W sobotę policja dostała zgłoszenie, że w jednym ze sklepów osiedlowych w Gdańsku ktoś zapłacił podrobionym stuzłotowym banknotem. Szybko okazało się, że do podobnych zdarzeń doszło też w innych placówkach handlowych. Sprawą zajęli się kryminalni, którzy ustalili dane sprawcy. Został zatrzymany dwa dni później, bo uczestniczył w kolizji drogowej w Pępowie.
CZTERY ZARZUTY DLA 23-LATKA
– 23-latek od razu został zatrzymany i trafił do policyjnego aresztu.

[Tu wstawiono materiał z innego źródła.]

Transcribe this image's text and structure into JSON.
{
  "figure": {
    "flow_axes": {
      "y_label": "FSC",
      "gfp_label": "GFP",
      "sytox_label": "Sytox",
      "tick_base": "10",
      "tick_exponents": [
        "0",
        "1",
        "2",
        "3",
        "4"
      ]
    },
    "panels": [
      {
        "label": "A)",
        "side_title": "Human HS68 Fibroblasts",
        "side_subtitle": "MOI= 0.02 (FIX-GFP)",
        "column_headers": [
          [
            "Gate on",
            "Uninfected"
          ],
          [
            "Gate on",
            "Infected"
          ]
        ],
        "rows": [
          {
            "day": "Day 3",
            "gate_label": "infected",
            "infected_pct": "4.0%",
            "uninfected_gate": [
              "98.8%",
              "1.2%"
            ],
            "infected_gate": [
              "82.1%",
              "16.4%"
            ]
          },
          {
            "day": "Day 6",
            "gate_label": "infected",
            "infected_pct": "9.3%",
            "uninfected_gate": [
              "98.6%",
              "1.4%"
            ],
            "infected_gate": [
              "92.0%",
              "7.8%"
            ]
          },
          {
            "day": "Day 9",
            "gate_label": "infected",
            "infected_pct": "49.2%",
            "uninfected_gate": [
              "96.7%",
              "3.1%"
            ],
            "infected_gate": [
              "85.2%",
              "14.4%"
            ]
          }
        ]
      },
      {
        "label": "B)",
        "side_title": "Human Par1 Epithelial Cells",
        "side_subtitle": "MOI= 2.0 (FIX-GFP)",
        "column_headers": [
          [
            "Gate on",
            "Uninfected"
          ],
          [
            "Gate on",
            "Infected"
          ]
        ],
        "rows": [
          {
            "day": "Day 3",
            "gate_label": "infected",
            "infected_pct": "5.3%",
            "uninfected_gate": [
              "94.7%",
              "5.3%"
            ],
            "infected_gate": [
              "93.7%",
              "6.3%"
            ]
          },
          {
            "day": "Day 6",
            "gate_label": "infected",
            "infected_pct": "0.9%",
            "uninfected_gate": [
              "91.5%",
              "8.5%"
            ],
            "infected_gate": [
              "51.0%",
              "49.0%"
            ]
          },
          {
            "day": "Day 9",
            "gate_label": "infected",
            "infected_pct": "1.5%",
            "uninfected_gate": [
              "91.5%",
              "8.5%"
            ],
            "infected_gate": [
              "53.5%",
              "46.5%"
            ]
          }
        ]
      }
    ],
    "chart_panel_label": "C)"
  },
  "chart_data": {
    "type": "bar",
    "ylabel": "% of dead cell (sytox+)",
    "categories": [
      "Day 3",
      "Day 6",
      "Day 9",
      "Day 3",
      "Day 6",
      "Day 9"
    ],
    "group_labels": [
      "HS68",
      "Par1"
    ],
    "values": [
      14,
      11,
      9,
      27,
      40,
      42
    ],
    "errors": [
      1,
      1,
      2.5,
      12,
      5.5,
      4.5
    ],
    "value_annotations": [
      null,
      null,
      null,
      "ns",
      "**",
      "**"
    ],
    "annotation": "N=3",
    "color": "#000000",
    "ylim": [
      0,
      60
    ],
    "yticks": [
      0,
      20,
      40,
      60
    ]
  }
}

Dalą sprawą zajęli się gdańscy policjanci. Na podstawie zgromadzonych materiałów, mężczyzna usłyszał trzy zarzuty wprowadzenia do obrotu fałszywych pieniędzy oraz zarzut usiłowania dokonania tego samego przestępstwa – poinformował aspirant sztabowy Mariusz Chrzanowski z Komendy Miejskiej Policji w Gdańsku.
MÓGŁ TEŻ DZIAŁAĆ W INNYCH MIASTACH
Policjanci nie wykluczają, że podejrzany mógł w podobny sposób działać w innych miastach Polski. Ustalają także w jaki sposób 23-latek produkował fałszywe pieniądze.